Hyperledger Fabric is a blockchain framework implementation that works as a foundation for developing applications with a modular architecture. Normally, Hyperledger Fabric is quite difficult to install. And even though the time you invest will be paid off with a powerful tool, you might want an easier method for installing it.

The good news is that there is an easier method of deploying Hyperledger Fabric. That method comes by way of Docker. And because all of the pieces are open source, there’s little to no cost here.

I’m going to walk you through the process of installing Hyperledger Fabric v 1.4.4 on Ubuntu Server 18.04, via the Docker container engine. You’ll use the command line for the entire method, so be prepared to type a bit. 

This tutorial assumes you already have an instance of Ubuntu Server 18.04 up and running. You will also need an account with sudo rights.

With that said, let’s deploy this container so you can start developing blockchain applications.

Update and Upgrade

Before we get into the deployment, let’s update and upgrade your Ubuntu server first. It’s important to know that, after upgrading the kernel, you’ll have to reboot the machine (so the updates will take effect).

In order to update and upgrade ubuntu, log into the server and issue the following two commands:

sudo apt-get update

sudo apt-get upgrade -y

Once you complete that, reboot your server (if necessary) and log back in. You’re now ready to start the installation/deployment process. You won’t even need to bring in your third-party outsourcing services to take care of this task.

Installing Docker Engine

The first thing you need to do is install the Docker engine. To do this, issue the command:

sudo apt-get install docker.io -y 

Once the installation finishes, start and enable the Docker engine with the commands:

sudo systemctl start docker
sudo systemctl enable docker

Next, you need to add your user to the Docker group. If you don’t do this, you’ll only be able to run the Docker command with sudo, which can lead to security issues. To add your user to the Docker group, issue the command:

sudo usermod -aG docker $USER

In order for the change to take effect, you must log out and log back into your Ubuntu server. To verify your user has permission to use the docker engine, issue the command:

docker ps -a

You shouldn’t get any errors from the command. Instead, you’ll see no docker containers listed (Figure 1).

Deploying the Container

At this point, you are now ready to deploy the Hyperledger Fabric container. This task can be done with a single command. The command is:

curl -sSL http://bit.ly/2ysbOFE | bash -s 1.4.4

You can define which version of the framework to deploy. For instance, if you want to deploy the beta version (2.0), you could issue the command:

curl -sSL http://bit.ly/2ysbOFE | bash -s 2.0.0

Or if you wanted to deploy an older version, you could issue the command:

curl -sSL http://bit.ly/2ysbOFE | bash -s 1.3.0.

To find out what versions are available, check out the official Hyperledger Fabric release page.

You now need to build your first Hyperledger Framework network so the container can be deployed. To do this, change into the newly-created directory with the command:

cd ~/fabric-samples/first-network

Now generate the network with the command:

./byfn.sh generate

Finally, bring the network up with the command:

./byfn.sh up

The final command will take some time to complete.
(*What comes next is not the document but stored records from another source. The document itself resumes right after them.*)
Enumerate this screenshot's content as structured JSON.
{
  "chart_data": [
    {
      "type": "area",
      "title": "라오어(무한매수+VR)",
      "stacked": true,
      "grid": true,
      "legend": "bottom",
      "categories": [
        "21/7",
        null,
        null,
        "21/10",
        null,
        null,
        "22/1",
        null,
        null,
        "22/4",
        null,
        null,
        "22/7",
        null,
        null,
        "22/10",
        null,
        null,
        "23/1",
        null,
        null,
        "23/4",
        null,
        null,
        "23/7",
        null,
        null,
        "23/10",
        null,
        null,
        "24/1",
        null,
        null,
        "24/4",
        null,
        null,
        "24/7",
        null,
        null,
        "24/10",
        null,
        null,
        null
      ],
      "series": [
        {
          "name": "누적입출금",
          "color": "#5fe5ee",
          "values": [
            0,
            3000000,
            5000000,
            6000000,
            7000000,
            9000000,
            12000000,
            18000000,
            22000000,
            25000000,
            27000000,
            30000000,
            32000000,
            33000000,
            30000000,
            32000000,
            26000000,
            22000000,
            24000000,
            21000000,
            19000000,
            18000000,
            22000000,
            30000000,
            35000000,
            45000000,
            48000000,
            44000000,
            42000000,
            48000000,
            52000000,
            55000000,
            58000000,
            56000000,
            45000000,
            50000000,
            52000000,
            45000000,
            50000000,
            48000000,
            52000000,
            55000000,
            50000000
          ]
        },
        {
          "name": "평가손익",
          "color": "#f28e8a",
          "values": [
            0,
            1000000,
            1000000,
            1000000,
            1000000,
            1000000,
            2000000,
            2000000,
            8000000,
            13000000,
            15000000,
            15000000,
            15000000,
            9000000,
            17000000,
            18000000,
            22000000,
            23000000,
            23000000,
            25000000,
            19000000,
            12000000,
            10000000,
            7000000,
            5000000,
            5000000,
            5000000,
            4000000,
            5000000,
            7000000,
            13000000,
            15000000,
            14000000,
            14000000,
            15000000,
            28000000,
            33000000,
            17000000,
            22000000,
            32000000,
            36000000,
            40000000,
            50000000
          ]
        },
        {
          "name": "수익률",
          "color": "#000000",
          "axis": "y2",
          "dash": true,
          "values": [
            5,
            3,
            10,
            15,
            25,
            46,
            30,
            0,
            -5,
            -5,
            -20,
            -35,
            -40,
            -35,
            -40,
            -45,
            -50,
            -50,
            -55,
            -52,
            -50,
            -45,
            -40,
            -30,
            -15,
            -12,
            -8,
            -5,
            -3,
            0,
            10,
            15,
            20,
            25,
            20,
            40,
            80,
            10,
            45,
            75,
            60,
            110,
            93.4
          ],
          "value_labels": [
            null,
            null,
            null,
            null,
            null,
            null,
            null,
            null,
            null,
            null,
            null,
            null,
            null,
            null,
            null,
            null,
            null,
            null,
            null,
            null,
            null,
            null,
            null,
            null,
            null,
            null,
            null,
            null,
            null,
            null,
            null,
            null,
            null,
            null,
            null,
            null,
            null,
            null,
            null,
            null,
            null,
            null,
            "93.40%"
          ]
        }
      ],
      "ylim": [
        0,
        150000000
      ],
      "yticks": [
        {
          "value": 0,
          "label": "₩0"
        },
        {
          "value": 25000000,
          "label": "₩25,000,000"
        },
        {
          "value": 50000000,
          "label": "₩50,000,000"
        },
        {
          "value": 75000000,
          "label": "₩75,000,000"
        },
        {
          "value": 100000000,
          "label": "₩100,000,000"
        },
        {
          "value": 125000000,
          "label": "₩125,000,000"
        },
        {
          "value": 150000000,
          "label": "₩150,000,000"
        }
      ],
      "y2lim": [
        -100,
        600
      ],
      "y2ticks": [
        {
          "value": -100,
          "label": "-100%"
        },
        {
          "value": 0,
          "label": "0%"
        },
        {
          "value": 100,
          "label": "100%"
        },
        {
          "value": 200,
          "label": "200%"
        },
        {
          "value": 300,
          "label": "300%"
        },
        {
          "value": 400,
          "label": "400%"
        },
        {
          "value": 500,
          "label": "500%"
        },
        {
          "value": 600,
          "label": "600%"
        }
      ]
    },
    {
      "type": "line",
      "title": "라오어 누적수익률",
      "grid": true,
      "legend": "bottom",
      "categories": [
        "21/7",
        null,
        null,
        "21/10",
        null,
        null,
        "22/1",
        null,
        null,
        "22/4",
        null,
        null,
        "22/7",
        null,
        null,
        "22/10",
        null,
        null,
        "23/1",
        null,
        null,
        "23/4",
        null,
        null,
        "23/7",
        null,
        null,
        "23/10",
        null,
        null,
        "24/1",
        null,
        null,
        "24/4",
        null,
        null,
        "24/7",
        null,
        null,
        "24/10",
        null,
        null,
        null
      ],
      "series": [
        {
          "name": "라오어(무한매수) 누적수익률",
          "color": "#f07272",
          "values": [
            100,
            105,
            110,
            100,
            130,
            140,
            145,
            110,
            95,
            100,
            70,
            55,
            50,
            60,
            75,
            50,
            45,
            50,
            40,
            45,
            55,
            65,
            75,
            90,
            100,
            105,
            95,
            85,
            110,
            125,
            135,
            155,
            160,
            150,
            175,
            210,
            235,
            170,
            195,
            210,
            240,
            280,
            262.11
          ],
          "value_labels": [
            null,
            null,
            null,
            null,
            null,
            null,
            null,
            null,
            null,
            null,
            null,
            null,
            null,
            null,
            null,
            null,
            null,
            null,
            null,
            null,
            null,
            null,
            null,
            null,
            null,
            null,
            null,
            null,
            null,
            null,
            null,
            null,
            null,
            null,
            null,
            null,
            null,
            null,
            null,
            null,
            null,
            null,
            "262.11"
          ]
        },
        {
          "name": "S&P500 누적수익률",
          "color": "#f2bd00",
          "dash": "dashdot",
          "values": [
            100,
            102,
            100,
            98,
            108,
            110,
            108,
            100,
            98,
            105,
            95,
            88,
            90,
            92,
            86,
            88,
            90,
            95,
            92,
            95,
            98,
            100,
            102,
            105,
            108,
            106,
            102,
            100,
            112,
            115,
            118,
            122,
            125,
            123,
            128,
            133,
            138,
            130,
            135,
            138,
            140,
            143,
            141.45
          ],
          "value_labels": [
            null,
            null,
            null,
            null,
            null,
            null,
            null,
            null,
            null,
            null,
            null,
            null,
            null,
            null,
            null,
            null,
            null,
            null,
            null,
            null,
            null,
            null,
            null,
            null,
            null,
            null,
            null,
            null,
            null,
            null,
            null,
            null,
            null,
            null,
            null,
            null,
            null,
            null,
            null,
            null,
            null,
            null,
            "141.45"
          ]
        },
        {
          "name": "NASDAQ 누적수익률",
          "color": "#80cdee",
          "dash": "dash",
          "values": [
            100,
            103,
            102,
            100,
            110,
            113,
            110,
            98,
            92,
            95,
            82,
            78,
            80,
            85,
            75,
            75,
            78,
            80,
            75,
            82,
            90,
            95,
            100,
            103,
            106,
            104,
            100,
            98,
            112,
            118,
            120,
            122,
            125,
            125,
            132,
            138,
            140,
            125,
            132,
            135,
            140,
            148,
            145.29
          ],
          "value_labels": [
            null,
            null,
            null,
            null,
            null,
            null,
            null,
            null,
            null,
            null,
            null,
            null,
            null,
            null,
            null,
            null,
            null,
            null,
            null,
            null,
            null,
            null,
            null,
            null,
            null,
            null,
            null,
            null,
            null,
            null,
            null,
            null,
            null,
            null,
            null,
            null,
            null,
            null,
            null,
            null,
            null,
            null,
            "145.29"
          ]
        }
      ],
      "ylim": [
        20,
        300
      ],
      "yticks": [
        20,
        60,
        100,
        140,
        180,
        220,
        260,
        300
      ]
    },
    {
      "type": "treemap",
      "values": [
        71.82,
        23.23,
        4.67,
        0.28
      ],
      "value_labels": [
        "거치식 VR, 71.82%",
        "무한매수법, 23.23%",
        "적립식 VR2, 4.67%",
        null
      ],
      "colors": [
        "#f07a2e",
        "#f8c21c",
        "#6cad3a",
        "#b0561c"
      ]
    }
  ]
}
Once it finishes, you can verify it’s actually up and running by issuing the command:

docker ps -a

This time around (Figure 2), you should see the framework has been deployed.

Figure 2

The Hyperledger Framework has been successfully deployed.

Finally, you might want to add the download directory to your $PATH, so you don’t always have to type the full path to the download directory. To do this, issue the command:

export PATH=<path to download location>/bin:$PATH

Where path to download location is the full path to the directory (such as ~/fabric-samples). 

When you’re finished, you can bring down the network with the command (run from within the ~/fabric-samples/first-network directory):

./byfn.sh down

Just remember, if you need to work with the framework again, you’ll have to bring the network backup with the command:

./byfn.sh up

Time To Develop

At this point, you can now start developing your first application on your Hyperledger Framework network. To start on your Hyperledger Framework development path, you should read up on the official documentation before diving in.